Aa | CF transmembrane regulator (CFTR) normally functions as a cyclic AMP-activated chloride channel at the apical plasma membrane of selected epithelial cells (top). ΔF508-CFTR is misfolded, retained at the endoplasmic reticulum (ER) and rapidly degraded (bottom). Ab | Lung pathophysiology in CF showing reduced chloride and bicarbonate secretion by submucosal glands, producing a viscous, acidic airway surface liquid (ASL) that promotes bacterial colonization. Ba | Structures of nanomolar-potency ΔF508-CFTR potentiators (correctors of defective channel gating).

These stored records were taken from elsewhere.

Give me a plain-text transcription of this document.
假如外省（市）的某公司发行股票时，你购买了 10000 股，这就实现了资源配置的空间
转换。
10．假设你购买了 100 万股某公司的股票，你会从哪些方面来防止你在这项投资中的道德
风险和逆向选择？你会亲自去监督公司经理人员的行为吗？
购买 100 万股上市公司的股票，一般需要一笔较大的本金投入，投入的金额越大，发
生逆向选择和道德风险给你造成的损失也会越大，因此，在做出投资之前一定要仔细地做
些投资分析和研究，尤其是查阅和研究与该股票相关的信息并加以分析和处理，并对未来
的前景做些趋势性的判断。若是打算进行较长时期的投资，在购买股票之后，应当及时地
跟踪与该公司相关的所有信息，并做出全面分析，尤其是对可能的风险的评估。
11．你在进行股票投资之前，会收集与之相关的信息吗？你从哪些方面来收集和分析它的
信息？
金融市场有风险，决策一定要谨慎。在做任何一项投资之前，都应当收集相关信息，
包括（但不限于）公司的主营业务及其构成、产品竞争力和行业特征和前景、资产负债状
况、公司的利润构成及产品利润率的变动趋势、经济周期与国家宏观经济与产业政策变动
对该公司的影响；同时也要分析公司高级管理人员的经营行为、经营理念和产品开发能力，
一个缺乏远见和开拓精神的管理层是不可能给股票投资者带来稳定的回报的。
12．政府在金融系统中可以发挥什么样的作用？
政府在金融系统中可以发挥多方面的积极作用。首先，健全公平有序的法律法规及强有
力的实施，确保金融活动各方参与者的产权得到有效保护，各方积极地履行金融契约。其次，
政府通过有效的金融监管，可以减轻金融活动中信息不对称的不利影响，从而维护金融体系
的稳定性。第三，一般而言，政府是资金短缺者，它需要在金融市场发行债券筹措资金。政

Bb | Short-circuit current analysis of ΔF508-CFTR-expressing epithelial cells (following low-temperature rescue to permit targeting of ΔF508-CFTR to the plasma membrane), showing small response to forskolin (fsk, 20 µM), followed by activation by PG-01 and inhibition by 10 µM CFTR_inh-172. The small response to a high concentration of forskolin represents the ΔF508-CFTR gating defect, as forskolin alone fully activates wild-type CFTR. PG-01 strongly increases ΔF508-CFTR chloride conductance, with the increase inhibited by CFTR_inh-172. Patch-clamp analysis indicated that PG-01 increases ΔF508-CFTR chloride current with open probability similar to that of activated wild-type CFTR. Ca | Structures of ΔF508-CFTR correctors (correctors of defective folding/cellular processing). Cb | Short-circuit analysis of cells as in (Bb), but cultured for 24 hours in the absence (top trace) or presence (bottom trace) of corr-4a. ΔF508-CFTR activated by 20 µM forskolin and 50 µM genistein. I_sc, short-circuit current; PKA, protein kinase A. Panel Bb is modified, with permission, from REF. © (2005) American Society for Pharmacology and Experimental Therapeutics. Panel Cb is modified, with permission, from REF. © (2005) The American Society for Clinical Investigation.